An interesting special case of an opportunistic species is the fugitive species, envisioned as a predictably inferior competitor always being excluded locally by interspecific competition but which manages to persist in newly disturbed regions by virtue of high fecundity and dispersal ability (Hutchinson 1951). Such a colonizing species can persist in a continually changing patchy environment in spite of pressures from competitively superior species. Hutchinson (1961) used another argument to explain the apparent "paradox of the plankton," the coexistence of many species in diverse planktonic communities under relatively homogeneous physical conditions, with limited possibilities for ecological separation.
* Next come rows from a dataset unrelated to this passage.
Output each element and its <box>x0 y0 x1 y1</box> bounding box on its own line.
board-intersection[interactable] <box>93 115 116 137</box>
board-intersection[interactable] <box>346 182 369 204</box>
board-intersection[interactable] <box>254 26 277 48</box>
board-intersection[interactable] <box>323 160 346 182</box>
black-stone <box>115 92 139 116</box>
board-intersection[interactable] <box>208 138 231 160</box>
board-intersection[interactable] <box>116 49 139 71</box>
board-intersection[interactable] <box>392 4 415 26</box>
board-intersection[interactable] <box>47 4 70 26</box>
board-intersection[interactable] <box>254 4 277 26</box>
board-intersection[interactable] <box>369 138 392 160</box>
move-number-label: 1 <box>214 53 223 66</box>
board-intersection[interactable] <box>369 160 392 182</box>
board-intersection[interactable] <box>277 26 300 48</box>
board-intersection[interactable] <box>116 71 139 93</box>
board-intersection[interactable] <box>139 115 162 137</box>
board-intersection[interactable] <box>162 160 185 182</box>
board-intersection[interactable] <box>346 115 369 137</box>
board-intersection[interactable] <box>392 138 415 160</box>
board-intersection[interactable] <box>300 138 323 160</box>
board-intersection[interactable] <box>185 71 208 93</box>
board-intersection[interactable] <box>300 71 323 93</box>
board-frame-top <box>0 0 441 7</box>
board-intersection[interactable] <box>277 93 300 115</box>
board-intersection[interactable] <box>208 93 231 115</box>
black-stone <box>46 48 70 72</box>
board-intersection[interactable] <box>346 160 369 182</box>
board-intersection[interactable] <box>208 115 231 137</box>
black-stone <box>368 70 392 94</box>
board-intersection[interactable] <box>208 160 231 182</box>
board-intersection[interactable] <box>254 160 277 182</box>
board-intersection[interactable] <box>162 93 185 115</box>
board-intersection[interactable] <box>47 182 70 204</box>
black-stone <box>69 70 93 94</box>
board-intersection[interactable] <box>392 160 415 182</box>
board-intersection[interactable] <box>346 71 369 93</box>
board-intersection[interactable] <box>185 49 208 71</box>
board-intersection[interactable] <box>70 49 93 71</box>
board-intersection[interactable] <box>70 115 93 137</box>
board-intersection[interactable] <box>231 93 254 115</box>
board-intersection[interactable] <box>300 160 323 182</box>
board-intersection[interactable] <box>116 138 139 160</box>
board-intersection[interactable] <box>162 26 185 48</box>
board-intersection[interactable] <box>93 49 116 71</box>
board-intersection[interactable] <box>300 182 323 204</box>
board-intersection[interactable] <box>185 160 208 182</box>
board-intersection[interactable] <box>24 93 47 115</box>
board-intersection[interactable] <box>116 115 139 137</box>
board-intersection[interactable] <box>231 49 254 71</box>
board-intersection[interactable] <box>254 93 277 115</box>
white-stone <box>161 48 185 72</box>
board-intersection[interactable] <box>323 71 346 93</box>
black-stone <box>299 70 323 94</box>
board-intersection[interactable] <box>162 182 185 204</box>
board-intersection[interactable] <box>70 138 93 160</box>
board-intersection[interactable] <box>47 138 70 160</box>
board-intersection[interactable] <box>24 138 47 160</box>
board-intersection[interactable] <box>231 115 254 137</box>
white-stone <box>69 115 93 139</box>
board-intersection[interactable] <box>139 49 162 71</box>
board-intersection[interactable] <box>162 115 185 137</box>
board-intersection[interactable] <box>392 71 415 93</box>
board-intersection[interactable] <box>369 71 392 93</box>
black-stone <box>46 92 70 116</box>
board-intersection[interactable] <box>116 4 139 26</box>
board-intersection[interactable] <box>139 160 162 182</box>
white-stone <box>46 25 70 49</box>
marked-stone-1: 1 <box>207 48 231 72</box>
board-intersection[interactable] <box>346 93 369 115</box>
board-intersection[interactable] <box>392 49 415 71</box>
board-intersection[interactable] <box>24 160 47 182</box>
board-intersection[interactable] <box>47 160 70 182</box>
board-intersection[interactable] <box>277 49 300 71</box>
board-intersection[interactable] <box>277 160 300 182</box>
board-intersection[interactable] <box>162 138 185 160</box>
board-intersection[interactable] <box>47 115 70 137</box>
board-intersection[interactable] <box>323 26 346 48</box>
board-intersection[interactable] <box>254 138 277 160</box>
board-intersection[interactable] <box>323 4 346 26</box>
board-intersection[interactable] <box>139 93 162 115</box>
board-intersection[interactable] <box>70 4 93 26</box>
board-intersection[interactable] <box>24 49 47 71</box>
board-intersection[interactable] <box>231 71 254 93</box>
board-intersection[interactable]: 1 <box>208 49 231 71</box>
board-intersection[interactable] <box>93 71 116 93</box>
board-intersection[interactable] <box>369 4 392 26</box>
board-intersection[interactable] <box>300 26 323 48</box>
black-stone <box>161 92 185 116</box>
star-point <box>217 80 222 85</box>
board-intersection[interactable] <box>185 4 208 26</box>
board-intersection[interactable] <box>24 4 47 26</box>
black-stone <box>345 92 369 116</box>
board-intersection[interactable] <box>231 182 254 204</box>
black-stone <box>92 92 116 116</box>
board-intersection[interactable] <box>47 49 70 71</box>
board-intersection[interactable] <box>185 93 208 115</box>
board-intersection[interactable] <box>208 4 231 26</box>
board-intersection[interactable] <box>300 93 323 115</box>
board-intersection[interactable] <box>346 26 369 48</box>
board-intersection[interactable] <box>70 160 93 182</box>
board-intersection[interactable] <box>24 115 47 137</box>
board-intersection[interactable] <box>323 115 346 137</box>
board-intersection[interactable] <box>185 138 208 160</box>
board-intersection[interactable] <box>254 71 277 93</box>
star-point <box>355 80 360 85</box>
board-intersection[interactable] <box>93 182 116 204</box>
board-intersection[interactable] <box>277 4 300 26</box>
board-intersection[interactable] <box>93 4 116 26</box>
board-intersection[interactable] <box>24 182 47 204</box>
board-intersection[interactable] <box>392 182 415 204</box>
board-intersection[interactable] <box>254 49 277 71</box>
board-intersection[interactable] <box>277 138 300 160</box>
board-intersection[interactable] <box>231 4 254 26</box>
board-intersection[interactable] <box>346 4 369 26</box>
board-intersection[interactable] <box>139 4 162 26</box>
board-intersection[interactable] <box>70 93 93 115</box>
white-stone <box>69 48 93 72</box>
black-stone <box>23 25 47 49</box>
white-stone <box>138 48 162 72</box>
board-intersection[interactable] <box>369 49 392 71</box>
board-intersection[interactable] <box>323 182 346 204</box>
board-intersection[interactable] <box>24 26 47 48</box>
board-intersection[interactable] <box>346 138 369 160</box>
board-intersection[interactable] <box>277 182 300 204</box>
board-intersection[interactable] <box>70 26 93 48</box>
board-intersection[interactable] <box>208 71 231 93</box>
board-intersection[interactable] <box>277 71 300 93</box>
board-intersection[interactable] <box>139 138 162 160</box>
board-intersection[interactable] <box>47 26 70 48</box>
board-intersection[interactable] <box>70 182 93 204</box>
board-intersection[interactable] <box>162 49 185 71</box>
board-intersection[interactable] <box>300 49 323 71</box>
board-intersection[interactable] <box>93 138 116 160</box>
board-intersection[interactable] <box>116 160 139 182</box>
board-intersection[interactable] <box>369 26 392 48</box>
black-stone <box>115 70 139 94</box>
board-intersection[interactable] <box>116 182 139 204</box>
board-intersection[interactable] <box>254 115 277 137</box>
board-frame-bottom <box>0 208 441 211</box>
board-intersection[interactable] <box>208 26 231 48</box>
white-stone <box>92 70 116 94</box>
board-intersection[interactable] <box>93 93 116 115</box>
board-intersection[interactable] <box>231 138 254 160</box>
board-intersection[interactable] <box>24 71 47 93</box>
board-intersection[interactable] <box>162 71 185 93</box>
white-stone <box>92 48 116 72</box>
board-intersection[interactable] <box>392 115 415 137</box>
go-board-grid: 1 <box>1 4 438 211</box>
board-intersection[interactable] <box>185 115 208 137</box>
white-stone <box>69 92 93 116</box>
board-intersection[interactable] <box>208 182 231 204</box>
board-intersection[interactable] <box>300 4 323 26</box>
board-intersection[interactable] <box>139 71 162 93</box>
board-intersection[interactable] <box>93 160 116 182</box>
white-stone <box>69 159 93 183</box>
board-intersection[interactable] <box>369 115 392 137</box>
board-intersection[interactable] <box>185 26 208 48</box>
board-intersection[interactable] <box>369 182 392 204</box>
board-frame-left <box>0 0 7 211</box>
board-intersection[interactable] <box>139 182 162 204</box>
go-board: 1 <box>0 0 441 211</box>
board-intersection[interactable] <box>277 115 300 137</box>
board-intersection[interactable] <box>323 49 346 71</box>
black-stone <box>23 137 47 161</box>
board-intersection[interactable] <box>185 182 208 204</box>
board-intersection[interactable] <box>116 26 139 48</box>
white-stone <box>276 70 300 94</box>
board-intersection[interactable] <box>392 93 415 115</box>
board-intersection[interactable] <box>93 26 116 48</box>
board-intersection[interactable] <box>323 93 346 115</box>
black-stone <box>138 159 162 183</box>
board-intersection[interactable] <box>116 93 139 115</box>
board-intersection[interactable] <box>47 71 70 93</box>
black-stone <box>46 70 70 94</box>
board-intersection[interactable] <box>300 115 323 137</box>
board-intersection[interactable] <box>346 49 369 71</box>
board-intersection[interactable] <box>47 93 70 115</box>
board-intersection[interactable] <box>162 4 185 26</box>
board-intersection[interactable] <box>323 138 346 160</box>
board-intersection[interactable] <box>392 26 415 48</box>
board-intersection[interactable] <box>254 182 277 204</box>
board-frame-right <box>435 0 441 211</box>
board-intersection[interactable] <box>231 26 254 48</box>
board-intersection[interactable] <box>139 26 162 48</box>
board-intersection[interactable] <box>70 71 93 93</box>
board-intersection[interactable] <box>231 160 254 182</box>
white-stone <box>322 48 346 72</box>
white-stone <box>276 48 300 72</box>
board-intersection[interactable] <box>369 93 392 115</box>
He suggested that temporally changing environments may promote diversity by periodically altering relative competitive abilities of component species, thereby allowing their coexistence.

Winemiller (1989, 1992) points out that reproductive tactics among fishes (and probably all organisms) can be placed on a two dimensional triangular surface in three space with the coordinates: juvenile survivorship, fecundity, and age of first reproduction (or generation time). This two-dimensional triangular surface has three vertices corresponding to equilibrium (K-strategists), opportunistic, and seasonal species. The r-K selection continuum runs diagonally across this surface from the equilibrium corner to the opportunistic-seasonal edge. In fish, seasonal breeders exhibit little sexual dimorphism, whereas both opportunistic and equilibrium species display marked sexual dimorphisms (Winemiller 1992).

Recently, McClain (1991) suggested that the relative strength of sexual selection depends on the life history strategy, with r- strategists being less likely to be subjected to strong sexual selection than K-strategists.